Aucune loi n’impose un apport minimum. Mais dans la pratique, les banques exigent que l’emprunteur finance au moins les frais annexes (notaire, garantie, dossier), soit 35 000 à 45 000 € pour un projet à ce niveau. Quelques banques en ligne ou établissements mutualistes acceptent ponctuellement des financements à 110 % (prix du bien + frais), mais ces offres sont réservées à des profils très spécifiques : hauts revenus, fonctionnaires, jeunes cadres à fort potentiel salarial. Pour la grande majorité des emprunteurs, l’absence totale d’apport bloquera le dossier à 400 000 €.

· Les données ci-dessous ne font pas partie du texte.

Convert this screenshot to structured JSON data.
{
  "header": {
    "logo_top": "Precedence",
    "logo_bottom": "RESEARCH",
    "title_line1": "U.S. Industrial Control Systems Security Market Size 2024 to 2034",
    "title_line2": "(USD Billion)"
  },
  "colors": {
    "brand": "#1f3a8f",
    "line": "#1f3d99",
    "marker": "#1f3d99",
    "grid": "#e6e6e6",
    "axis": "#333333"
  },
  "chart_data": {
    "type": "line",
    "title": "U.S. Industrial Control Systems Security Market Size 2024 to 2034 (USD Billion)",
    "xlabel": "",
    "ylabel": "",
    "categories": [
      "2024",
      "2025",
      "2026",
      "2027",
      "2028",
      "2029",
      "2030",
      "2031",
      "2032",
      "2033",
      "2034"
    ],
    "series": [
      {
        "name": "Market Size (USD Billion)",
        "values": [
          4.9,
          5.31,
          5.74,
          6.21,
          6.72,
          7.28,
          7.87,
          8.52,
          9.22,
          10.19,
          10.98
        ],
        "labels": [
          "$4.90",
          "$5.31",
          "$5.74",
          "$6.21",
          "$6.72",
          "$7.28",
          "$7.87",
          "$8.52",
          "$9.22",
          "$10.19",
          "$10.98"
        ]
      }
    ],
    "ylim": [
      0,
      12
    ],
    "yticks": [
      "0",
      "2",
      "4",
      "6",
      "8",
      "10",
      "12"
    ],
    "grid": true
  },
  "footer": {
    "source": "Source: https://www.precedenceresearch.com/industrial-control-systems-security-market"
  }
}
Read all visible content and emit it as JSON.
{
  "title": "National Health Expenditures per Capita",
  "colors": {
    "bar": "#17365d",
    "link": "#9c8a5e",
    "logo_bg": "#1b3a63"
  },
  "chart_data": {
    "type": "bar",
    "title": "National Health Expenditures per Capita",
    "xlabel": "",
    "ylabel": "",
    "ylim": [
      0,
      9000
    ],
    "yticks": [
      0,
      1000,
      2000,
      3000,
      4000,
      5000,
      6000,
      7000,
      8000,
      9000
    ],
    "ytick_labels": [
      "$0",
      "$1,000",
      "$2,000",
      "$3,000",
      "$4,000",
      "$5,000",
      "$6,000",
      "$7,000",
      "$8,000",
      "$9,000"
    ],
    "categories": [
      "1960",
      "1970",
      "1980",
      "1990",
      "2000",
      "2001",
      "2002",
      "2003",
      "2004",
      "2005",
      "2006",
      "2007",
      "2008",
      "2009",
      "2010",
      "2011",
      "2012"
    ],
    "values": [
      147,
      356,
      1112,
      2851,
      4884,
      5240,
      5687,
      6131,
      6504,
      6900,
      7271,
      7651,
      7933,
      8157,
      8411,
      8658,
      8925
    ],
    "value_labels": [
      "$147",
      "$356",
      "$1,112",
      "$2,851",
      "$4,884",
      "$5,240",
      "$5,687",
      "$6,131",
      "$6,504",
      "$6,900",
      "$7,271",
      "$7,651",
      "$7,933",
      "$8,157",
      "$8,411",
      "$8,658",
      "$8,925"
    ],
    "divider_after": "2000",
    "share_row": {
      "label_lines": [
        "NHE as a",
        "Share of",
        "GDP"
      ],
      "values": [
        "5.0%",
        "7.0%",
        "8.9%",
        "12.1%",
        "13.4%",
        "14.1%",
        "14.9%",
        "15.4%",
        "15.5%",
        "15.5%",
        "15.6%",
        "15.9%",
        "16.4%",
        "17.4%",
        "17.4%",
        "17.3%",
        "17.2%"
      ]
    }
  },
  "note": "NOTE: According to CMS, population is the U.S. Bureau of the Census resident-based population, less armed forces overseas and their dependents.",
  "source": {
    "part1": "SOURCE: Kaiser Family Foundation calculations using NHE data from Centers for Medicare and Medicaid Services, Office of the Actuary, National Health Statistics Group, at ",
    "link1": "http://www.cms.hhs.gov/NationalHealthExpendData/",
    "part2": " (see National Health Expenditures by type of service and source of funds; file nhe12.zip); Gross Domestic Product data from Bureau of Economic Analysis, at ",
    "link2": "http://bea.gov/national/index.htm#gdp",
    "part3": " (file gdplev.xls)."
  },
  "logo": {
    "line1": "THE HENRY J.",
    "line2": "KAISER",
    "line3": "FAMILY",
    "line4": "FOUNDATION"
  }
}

Combien de temps prend l’obtention d’un prêt de 400 000 € ?
Entre le dépôt du dossier complet et le déblocage des fonds, comptez 6 à 10 semaines en moyenne. L’accord de principe intervient généralement sous 2 à 3 semaines. L’édition de l’offre de prêt prend ensuite 1 à 2 semaines, suivie du délai légal de réflexion de 10 jours incompressibles. Les délais peuvent s’allonger si le dossier nécessite des pièces complémentaires ou si la banque sollicite un avis médical pour l’assurance emprunteur. Pour ne pas perdre un bien, il est recommandé de faire valider un accord de principe avant de signer un compromis de vente.